Despite Little Funding, Phnom Penh Hospital Continues Free Service

On any given morning during the week, the grounds outside the Children’s Surgical Center in Phnom Penh are teeming with eager patients. Inside, doctors can barely move as they consult with patients old and young. In a few hours, there will be three simultaneous operations occurring behind a glass window just around the corner from the building’s entrance. 

CSC, located several kilometers east over the Japanese-Friendship Bridge, offers free, rehabilitative operations to poor, disabled Cambodians who have conditions they can treat. Conducting roughly 6,500 consultations and performing an estimated 3,000 operations each year, surgeons at CSC operate on disabilities that range from cleft lips and palates to club feet, fractured bones that have healed poorly, facial tumors, cataracts and acid burns.

Jim Gollogly, the chief surgeon and only non-Cambodian doctor on staff, says, “We are limited by funding, so we can’t be big-scale. We do operations on arms, legs, faces and heads,” adding that he hopes they will be able to expand into spinal surgery soon.

Originally from Britain, Gollogly first came to Cambodia in 1992 with the International Red Cross and found there was virtually no one who could address the problems landmine victims faced. He opened the center in 1998 to provide for “people who had landmines in their hands when they went off,” harming their arms and faces.

“Of course, we knew once we started that people would start coming out of the woodwork,” Gollogly added. The biggest problem now, he says, is that the demand has increased, but the resources have not.

At present, all funding for CSC comes from government grants and private donors. For certain procedures, CSC collaborates with specific organizations—such as their partnership with Smile Train, a worldwide charity with its headquarters in New York, which focuses on cleft palate operations.

Muol Chhorn, director of the Ministry of Health’s National Rehabilitation Center, says CSC helps relieve pressure from state-run hospitals. “They help many people. Many poor people who have no money go to CSC instead of state hospitals,” he said.

The CSC attempts to fill a deficit of health care in a country where, according to the Asian Development Bank, government expenditure on health is a mere $2 per person each year. While the cost of health care in Cambodia varies, it is possible that the same operations CSC offers for free could cost as much as a couple of hundred dollars or more elsewhere.

Some disabilities, like club feet for example, often demand repeat operations. And while many NGOs import doctors from around the world for brief and specific periods of time to perform operations on those in need, few leave a sustainable structure in their wake that can continue to provide the same services.

In contrast, CSC prioritizes skills transference.

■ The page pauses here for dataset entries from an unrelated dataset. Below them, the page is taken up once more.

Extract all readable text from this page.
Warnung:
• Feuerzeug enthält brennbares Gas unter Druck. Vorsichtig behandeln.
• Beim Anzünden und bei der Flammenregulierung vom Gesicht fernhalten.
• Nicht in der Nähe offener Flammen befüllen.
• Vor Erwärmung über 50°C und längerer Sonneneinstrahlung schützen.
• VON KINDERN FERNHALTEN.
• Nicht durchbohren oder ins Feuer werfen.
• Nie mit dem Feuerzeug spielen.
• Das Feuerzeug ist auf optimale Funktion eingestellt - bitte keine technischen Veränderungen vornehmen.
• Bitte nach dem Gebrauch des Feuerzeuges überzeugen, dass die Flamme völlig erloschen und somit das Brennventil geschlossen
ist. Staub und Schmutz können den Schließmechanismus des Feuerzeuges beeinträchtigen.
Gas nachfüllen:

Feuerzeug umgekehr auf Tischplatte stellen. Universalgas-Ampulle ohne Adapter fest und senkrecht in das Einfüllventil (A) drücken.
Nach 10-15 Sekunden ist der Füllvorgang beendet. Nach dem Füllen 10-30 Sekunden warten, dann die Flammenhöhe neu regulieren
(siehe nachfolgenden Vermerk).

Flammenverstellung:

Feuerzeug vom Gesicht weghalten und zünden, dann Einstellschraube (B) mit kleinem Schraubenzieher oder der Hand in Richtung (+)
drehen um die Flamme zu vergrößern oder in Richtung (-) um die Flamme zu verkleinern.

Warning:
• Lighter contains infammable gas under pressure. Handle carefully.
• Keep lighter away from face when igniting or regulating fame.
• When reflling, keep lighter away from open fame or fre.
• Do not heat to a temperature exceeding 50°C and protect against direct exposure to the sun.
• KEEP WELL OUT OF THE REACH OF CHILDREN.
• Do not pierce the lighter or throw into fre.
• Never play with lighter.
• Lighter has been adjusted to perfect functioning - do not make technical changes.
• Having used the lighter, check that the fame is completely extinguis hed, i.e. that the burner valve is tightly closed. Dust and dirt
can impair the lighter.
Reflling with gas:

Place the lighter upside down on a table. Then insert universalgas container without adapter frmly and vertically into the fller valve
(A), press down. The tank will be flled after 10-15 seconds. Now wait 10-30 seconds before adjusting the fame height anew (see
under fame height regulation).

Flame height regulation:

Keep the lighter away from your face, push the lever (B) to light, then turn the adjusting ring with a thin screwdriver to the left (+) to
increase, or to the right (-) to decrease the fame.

Foreign doctors come to the center for a period of weeks or months, teaching the 50-person staff new practices.

Tea Sokleng, a surgeon at the CSC, said: “Previously, I and some other doctors here knew little about surgeries. Now we know better.” He added that learning to perform surgery on facial tumors was particularly helpful.

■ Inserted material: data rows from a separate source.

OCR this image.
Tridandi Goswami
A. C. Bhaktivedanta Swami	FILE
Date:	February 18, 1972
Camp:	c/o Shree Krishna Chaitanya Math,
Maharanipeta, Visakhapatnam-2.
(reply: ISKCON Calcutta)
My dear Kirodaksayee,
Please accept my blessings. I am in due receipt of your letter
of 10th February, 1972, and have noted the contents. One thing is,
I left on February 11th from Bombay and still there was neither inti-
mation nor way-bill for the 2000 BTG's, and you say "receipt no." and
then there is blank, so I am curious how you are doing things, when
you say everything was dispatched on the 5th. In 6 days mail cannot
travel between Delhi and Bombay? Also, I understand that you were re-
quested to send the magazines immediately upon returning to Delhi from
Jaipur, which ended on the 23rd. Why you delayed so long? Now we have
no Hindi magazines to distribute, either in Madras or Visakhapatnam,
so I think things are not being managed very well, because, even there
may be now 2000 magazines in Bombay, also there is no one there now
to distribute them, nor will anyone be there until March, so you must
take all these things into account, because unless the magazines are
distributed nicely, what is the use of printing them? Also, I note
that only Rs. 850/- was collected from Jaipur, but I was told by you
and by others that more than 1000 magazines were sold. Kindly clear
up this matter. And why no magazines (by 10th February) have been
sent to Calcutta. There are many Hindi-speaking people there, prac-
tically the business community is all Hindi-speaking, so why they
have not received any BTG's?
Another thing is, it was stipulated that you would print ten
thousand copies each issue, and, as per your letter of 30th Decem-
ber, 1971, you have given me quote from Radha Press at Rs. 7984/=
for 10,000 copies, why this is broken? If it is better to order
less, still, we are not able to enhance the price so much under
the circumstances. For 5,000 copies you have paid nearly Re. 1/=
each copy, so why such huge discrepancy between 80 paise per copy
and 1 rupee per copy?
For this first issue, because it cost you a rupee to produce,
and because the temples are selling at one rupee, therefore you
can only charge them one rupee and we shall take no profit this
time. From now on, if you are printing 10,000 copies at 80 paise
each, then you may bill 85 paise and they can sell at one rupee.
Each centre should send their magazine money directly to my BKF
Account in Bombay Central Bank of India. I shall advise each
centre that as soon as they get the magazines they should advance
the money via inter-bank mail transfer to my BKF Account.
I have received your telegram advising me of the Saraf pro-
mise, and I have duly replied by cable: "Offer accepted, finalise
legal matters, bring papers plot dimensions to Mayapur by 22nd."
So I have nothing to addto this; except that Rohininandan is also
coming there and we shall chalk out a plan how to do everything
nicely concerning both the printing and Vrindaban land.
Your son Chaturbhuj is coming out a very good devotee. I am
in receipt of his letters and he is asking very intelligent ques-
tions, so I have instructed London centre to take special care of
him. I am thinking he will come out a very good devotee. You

San Sim, 17, who lives in Pursat province’s Krakor district, was operated on by the surgeons at CSC in March 2006 for a facial tumor that had begun to develop four years earlier. “Before surgery,” San Sim said by telephone, “I was in extreme difficulty: [I] had a headache, whooping cough and could not breathe properly.” According to the hospital, he was also having trouble eating and swallowing.

Now, San Sim says, “I’m very happy…. I have gotten better and can breathe properly.” Unfort­unately, San Sim’s tumor is growing back and he will need follow-up surgery in November. Thanks to the CSC, that option is available to him.